I'm not so sure on how to apply spherical coordinates to solve this problem. Calculating the volume of the cone is pretty easy; it's parametrization is given by $$\theta\in[0,2\pi], r\in[0,1], \varphi\in[0,\pi/6],$$ where $\theta$ is the azimuth and $\varphi$ the inclination. To obtain the value of $\varphi$ it's straight forward since $x^2+y^2=1/4$, $x^2+y^2+z^2=1$ and $z = r\cos\varphi$ considering $r=1$.
Now, I'm stuck on how to find the other possible values of $\theta, \varphi$ and $r$ that represent the complement of the cone intersection the cylinder. Well, mostly I don't know how to find $r$, since it's clear that $\theta\in[0,2\pi]$ and that $\varphi\in[\pi/6,\pi/2]$ by the above conclusion on the cone and how it works spherical coordinates. Any ideas on how to find the possible values of $r$?
The complement of the intersection is $~0\leqslant\theta\leqslant 2\pi~~,~~0\leqslant \varphi\leqslant \pi/6~$, and $~1/2\leqslant r\sin\varphi \leqslant\sin\varphi~.$
Oh, and the volume of the whole hemisphere is $2\pi/3$ .

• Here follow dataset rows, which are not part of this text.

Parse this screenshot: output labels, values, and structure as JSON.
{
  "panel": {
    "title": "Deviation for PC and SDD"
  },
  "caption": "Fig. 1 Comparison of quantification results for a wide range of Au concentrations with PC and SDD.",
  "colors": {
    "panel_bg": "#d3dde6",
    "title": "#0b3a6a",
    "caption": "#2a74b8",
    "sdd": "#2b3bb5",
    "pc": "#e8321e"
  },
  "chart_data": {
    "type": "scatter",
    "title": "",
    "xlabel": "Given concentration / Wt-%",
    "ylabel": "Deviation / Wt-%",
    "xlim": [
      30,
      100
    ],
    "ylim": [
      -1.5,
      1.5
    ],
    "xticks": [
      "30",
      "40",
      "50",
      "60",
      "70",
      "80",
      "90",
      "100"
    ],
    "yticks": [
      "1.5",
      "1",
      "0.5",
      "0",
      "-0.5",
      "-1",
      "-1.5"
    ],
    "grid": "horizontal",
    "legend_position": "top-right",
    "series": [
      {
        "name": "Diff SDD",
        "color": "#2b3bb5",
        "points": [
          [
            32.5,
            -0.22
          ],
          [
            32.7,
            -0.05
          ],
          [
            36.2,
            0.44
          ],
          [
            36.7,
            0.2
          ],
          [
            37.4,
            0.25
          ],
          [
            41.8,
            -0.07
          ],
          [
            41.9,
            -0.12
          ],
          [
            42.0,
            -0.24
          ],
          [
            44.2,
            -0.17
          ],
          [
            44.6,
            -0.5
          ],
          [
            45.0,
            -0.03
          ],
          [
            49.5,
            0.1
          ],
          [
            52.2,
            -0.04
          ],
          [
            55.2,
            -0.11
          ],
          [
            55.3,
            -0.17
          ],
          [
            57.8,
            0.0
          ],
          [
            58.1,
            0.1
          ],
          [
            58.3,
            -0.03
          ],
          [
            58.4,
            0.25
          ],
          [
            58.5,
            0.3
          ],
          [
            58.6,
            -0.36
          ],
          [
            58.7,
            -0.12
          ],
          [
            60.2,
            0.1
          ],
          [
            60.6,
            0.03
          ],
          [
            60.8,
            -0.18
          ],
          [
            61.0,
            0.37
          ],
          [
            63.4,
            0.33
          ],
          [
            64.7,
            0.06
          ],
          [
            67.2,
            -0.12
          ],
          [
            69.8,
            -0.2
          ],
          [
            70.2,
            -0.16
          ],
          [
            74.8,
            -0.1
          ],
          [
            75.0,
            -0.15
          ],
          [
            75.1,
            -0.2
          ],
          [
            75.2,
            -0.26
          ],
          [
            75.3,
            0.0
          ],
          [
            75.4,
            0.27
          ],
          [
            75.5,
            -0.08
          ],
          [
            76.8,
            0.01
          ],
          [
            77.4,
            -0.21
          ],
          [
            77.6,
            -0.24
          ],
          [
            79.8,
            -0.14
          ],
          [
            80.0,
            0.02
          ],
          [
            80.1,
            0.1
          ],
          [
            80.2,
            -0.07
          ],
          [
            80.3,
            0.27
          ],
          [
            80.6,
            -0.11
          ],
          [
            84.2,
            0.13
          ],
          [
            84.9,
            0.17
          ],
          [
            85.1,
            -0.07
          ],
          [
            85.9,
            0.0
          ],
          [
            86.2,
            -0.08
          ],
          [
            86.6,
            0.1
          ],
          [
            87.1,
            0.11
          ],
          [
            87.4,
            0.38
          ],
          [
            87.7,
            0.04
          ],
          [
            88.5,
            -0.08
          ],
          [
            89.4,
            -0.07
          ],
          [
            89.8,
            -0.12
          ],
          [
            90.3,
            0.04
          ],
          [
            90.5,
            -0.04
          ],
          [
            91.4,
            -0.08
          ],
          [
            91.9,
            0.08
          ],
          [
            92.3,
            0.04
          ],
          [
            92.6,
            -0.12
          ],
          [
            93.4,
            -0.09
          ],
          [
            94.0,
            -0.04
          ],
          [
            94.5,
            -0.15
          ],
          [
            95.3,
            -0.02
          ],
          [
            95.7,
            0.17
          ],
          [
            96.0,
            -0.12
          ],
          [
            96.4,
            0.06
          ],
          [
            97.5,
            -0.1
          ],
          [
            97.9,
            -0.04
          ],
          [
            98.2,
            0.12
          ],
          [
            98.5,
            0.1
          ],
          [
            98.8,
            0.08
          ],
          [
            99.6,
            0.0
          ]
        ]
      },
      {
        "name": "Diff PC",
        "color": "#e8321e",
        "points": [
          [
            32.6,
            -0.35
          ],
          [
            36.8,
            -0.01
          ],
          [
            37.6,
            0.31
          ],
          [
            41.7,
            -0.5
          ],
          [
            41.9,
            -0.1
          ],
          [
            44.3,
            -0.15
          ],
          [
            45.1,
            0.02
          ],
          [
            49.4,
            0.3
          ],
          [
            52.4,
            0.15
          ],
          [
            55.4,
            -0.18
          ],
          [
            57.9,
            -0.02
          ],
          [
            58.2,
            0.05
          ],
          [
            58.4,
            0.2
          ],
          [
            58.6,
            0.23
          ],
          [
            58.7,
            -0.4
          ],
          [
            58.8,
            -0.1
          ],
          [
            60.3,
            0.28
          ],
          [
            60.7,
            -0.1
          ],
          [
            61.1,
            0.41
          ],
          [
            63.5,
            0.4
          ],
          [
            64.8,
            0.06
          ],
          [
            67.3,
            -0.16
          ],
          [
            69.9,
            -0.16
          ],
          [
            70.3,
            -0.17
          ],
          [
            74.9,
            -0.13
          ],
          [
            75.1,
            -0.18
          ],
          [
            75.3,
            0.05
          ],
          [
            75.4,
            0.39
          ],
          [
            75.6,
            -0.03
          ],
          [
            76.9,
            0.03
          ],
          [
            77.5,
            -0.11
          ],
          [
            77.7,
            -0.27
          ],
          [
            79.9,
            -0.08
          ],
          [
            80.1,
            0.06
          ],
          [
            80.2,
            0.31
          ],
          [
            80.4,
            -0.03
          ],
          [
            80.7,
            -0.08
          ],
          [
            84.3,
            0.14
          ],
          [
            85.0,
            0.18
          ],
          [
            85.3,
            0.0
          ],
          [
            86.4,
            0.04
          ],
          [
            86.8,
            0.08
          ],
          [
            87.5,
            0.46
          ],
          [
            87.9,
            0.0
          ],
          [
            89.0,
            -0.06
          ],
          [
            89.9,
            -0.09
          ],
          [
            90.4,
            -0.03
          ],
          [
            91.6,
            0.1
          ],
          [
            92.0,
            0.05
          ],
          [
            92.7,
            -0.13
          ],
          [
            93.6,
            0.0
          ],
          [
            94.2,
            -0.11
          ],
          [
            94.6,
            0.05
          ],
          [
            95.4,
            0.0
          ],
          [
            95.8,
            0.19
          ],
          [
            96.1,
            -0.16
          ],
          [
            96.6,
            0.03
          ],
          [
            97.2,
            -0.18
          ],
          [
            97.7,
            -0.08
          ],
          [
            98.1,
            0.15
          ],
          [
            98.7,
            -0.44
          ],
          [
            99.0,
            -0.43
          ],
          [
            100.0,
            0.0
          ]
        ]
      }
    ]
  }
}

Sketch the x-z cross section of the hemisphere and a diagonal from the origin at some angle ($\varphi$) crossing the surface of the hemisphere between the x-axis and the intersection with the cylinder (ie $\varphi\in[0:\pi/6]$. See how the length along the diagonal from the origin to the cylinder is $1/(2\sin(\varphi)$ . [ie: the length of the hypotenuse for a right triangle with base $1/2$ and adjacent angle $\varphi$.]